Mid-sized funds in Asia should also benefit from a large number of global institutional investors looking to raise exposure to the region, analysts said.

Nearly two-thirds of the 100 leading institutional investors in hedge funds from around the world expect Asia to present the best opportunity in 2011, according to a survey by Preqin, a research firm focussing on alternative assets.

By turning towards mid-sized managers in Asia, institutional investors in the region will not be cheated out of higher returns, industry data suggests.

The Eurekahedge index for medium-sized Asian hedge funds was up 10.2 percent in 2010, outperforming the 9.7 percent gain in the index tracking large managers. Mid-sized funds also have a relatively higher sharpe ratio, which shows that they earned returns at lower risk.

The performance has prompted some of Asia's mid-sized funds or middies to step up marketing in the West to tap a small but growing rank of investors who are frustrated by returns at big funds.

"(Investors) are saying the performance last year of big guys was poor. Let's give the little guys a chance. Let's start with the best of the little guys," said Stephen Good, co-founder of Sydney-based hedge fund Instinct Capital.
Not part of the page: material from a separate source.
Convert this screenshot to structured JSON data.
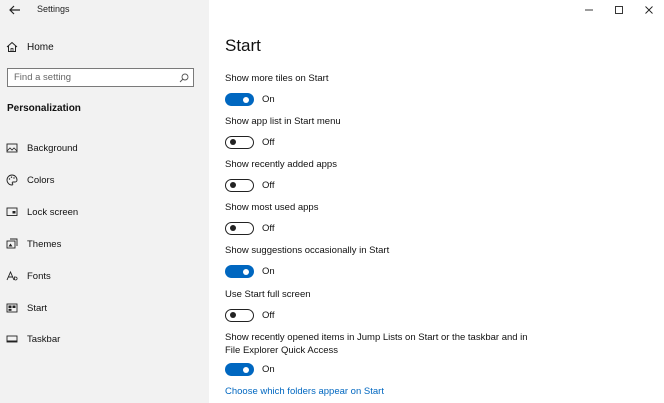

Good's Japan focussed hedge fund increased assets by tenfold to $100 million last year, backed by a 33 percent return.

SOFT CLOSE GROWS

While industry professionals say that even the biggest funds are still prone to taking money even when they are "closed," hedge funds are increasingly turning new investors away if they feel their portfolio is too big and clunky.

When a hedge fund becomes too large, it starts to lose its ability to move in and out of trades quickly to take advantage of sharp market moves.

This is particularly important in hedge funds that are active traders. And in Asia, size matters as markets are relatively less liquid than in the West.

The growing list of soft closers includes the $800 million fund from Blackstone (BX.N) seeded Senrigan Capital and Prime Capital Management's $1.4 billion Dragon Billion China Fund.

Janchor Partners Pan Asian Fund has stopped marketing the fund to new investors after gathering $500 million, while Hong Kong-based HT Capital Advisors has closed subscriptions to HT Asian Alpha Amoeba Fund.

Macquarie's (MQG.AX) Asia hedge fund, which nearly tripled assets to $640 million last year, is another fund that will soft close when assets reach close to $1 billion.

Of the $55 billion in new money invested in hedge funds last year, 80 percent went to big funds, or firms that oversee more than $5 billion in assets, data from Hedge Fund Research showed.

In Asia, that divide was more pronounced given that nine out of every ten managers in the region have $200 million or less in assets, data from Eurekahedge shows.

The smaller funds face challenges such as operational and infrastructural hurdles and often struggle to meet higher due diligence expectations following the financial crisis.

However, armed with an out performance over larger peers, medium sized funds are becoming more active to lure investors.

Instinct Capital's Good said a large private bank in the United States had created a $300 million platform for the wealthy investors to invest in funds that had delivered higher returns and proven themselves in 2010.

"All they did in the last two to three years is spend three days in the office and another two days golfing," said a top performing Asian hedge fund manager, referring to mid-sized hedge funds.